Ford volvió hacia ellos su atención. La multitud bombardeaba el helicóptero con piedras y balas, mientras el soldado que lo vigilaba disparaba sobre sus cabezas. Alguien lanzó un cóctel Molotov, pero se quedó corto, y la pista se cubrió de llamas. El soldado bajó el arma y disparó a la multitud. El helicóptero empezó a levantarse.
—Dios mío… —dijo Wardlaw, que parecía mareado.
A pesar de la carnicería, la muchedumbre enfurecida estrechó el cerco. Los disparos con los que contraatacaban salpicaban de chispas el blindaje del aparato.

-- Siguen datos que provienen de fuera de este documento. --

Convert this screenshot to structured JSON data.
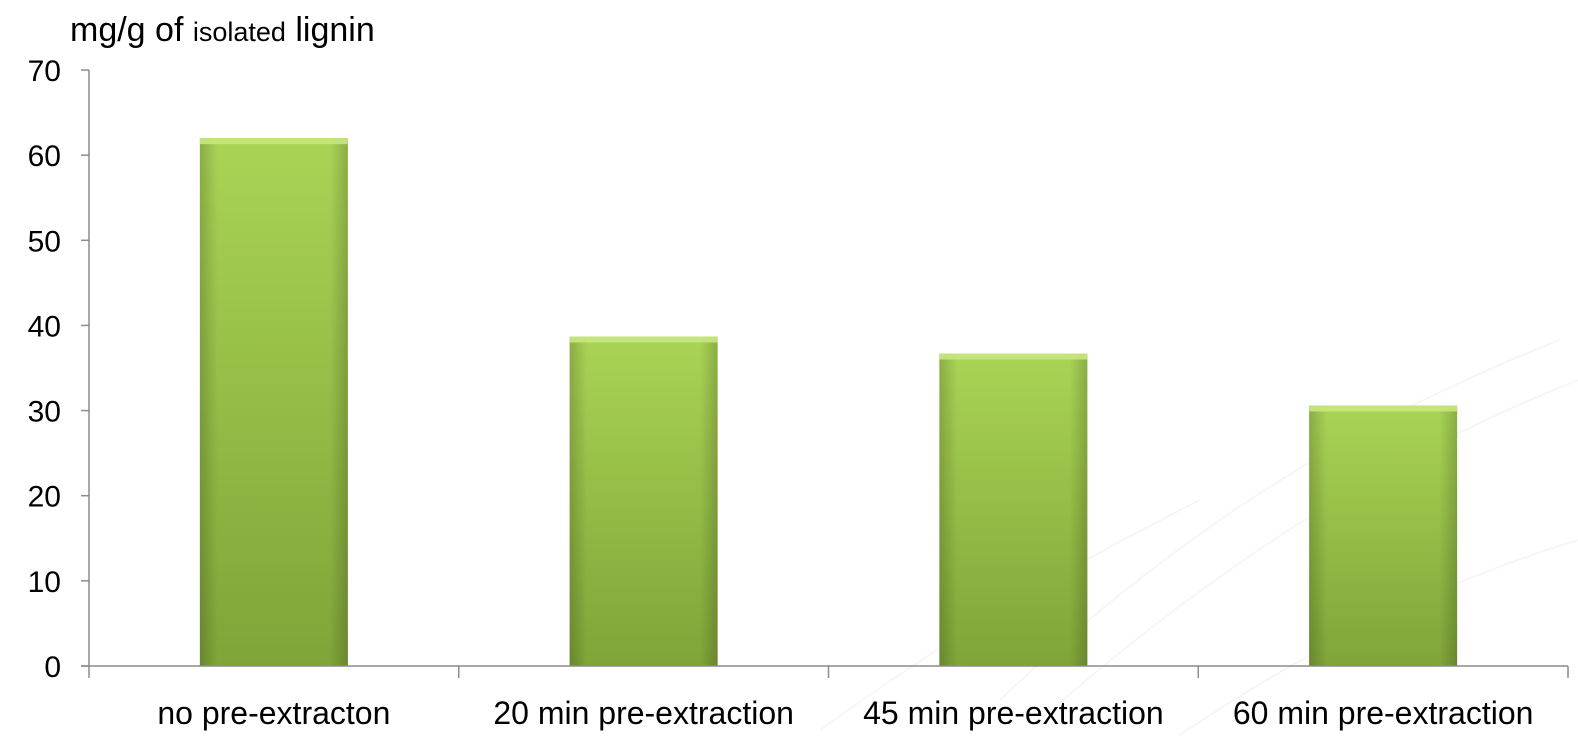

«Sois los profetas que llevaréis el mundo hacia el futuro. ¿Qué futuro elegís? La llave está en vuestras manos…».
Ford vio cómo volaban media docena de cócteles Molotov, que se estrellaron en el flanco del helicóptero. Las llamas subieron hasta los rotores y prendieron en un tubo de combustible; el helicóptero explotó con un formidable estruendo y se convirtió en una bola de fuego que levitaba en el aire nocturno. Sus trozos cayeron al asfalto como una cascada de fuego, que se extendió rápidamente a medida que el combustible incendiado se propagaba en todas las direcciones. Poco después salió de entre las llamas un soldado agitando los brazos, envuelto en fuego, que se derrumbó en medio de la pista.
—Madre de Dios… —dijo Wardlaw—. Han hecho explotar el helicóptero.
Hazelius estaba demasiado enfrascado en el visualizador para hacerle caso.
—¡Mirad, mirad! —exclamó Wardlaw, apuntando con el dedo una pantalla—. ¡Han llegado a la puerta del Bunker! Vienen a por el Isabella. ¡Están matando a los soldados!
—¡Voy a desconectar el Isabella! —exclamó Dolby.
—¡No!
Hazelius se le echó encima. Forcejearon, pero esta vez Dolby estaba prevenido y derribó a Hazelius, a quien aventajaba físicamente. Se colocó otra vez ante el teclado.
—¡Está bloqueado! ¡El Isabella está bloqueado! —gritó—. ¡No acepta los códigos de cierre!
—Dios mío… Estamos muertos —dijo Innes—. Estamos muertos.